2. My problem is NOT with research writing style, per se. Rather people need to learn when and where they need to give a reference. What I see is lots of those (Schmoe, 1987) references, often at the ends of several sentences in a paragraph, often with no specific pages. Better, if you must, to have a reference at the end of a paragraph. But in general what you are saying is more general. Then you are better off having a bibliographic essay at the end, saying something like:

     My notions about collaborative governance are drawn from        Schmoe, 1987, Roberts, 1990, and Aaroe, 2012. My work on catastrophic events is drawn from Jonah, 2011, and Whale, 1975...."

3. Of course, if you are quoting, or perhaps paraphrasing, you want to give the source and the pages.

4. And you want to be sure that your main sources are authoritative. The most prestigious journals and presses help, but even they publish junk once in a while. And very distinguished work appears in other places.

5. You don't want your notings and sourcing to get in the way of the paper's flow and readability.  Hence #6 below.
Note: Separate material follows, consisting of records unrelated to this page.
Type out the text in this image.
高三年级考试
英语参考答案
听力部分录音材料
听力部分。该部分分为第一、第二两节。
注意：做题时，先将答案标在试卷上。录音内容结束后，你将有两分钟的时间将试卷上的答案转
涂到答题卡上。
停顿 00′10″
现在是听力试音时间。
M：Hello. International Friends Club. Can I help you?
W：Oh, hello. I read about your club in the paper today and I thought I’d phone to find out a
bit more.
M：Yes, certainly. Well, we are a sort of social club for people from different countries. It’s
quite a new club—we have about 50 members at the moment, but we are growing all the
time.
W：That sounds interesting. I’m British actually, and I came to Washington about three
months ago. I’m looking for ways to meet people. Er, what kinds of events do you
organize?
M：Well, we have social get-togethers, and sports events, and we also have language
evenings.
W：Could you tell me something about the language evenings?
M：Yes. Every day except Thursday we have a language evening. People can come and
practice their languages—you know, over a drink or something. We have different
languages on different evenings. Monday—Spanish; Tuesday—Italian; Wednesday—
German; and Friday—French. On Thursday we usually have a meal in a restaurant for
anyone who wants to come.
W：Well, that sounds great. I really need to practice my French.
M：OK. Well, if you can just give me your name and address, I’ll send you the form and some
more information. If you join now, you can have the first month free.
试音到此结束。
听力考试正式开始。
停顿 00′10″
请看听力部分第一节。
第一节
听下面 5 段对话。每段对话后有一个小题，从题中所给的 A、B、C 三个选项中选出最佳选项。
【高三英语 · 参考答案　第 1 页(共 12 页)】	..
6. As I have mentioned many times, I see no reason to refer to most work by the authors' names in the following sense:  

NOT  "Schmoe, Whale, and Jonah (2004) have shown that dogs are more intelligent than cats, using the Animal IQ test developed  by Whale."   

Better to say

"If one uses the Animal IQ test developed by Whale, one finds that dogs are more intelligent than cats."1

        1. See Schmoe, Whale, and Jonah, 2004, p. 244.


        1. Schmoe, J., W. Whale, and P. Jonah, "Dogs and Cats under the Whale IQ Measure,"  Intelligence and Measurement 36 (2004): 235-247, at p. 244.

7.  Of course, if you are pulling apart a piece of work, or summarizing it, you might say.

"In an influential paper, Schmoe et al, 2004, reported on their measurements of IQ. There are, however, a number of problems with their method. We are not told if the subjects have been fed recently, and the nature of their diets. Moreover, it is well known that cats do poorly on the Whale instrument, since they are distracted by the odor of its nontoxic vegetable ink.1

      1. See the work of R. A. Fishey on analysis of very inks in these cases."